Community Volunteers and the Emir of Dass
Do we have to import?
The amazing thing about chlorhexidine is that its introduction has led to the establishment of a whole new ecosystem. Initially, it was imported from Nepal, but, in the last two years, two local manufacturers have started production in Otta and Ilorin, with a capacity to meet Nigeria’s total demand and export to other countries. In Nigeria, the bulk procurement cost is estimated at N250.00.
What has the impact been?
In addition to the impact on health indicators, softer benefits of this project are the establishment of an active health research and ethics committee in Bauchi, the strengthening of over 300 ward development committees, the physical renovation of about 70 PHCs and the introduction of oral rehydration corners in most PHCs. Also a state drugs and commodities procurement agency has been established, and most importantly the state has significantly increased its health sector budgetary allocation.

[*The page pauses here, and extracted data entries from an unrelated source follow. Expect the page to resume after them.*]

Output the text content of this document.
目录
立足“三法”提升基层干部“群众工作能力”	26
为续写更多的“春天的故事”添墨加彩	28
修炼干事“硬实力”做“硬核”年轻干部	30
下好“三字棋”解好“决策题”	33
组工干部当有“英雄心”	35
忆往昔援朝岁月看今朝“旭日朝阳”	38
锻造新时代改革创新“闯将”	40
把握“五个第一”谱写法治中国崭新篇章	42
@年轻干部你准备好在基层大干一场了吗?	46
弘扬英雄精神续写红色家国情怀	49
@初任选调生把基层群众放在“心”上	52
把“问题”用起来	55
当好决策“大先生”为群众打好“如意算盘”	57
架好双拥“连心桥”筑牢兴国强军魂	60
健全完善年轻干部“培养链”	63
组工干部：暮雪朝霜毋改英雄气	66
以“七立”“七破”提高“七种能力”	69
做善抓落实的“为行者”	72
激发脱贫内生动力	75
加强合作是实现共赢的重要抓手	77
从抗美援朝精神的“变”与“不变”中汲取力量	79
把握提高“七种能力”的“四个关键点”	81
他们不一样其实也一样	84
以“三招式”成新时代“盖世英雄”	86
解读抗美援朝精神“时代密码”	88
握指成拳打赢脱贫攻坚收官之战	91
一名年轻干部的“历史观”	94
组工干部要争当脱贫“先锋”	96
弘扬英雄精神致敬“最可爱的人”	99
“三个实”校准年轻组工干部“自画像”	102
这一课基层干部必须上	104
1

Why have you never heard of it?
Well, it is new! The two medicines were introduced into Nigeria by USAID’s flagship programme, TSHIP, initially to Sokoto and then Bauchi. Their introduction to other states in Nigeria is now strongly recommended. Of the 36 states in Nigeria, representatives from 31 states have visited one of the two TSHIP states to learn more about the programme.
Are these medicines “game changers”?
They could well be, if there is the political will to deliver them to our mothers and babies. They have been proven to be cheap, safe and stable in extreme temperatures. WHO updated its guidelines in 2014 to include chlorhexidine, and the Nigerian Federal Ministry of Health is in the process of updating its own guidelines. These two medicines will save lives. The challenge, as with many commodities in the Nigerian health sector, is to deliver them to our patients. If there is any state that should put health at the top of its political agenda, it is Bauchi State.
The introduction of these two new medicines in Sokoto and Bauchi has been driven by the TSHIP programme, funded by USAID. The programme has run for five years from 2010 to 2015 and it is now closing out and being handed over to the states. There are obviously concerns about sustainability, but Bauchi State assures that it is fully committed to continuing the programme. We will be back to check, that much we promise.
These two medicines will only become game changers if we want them to be.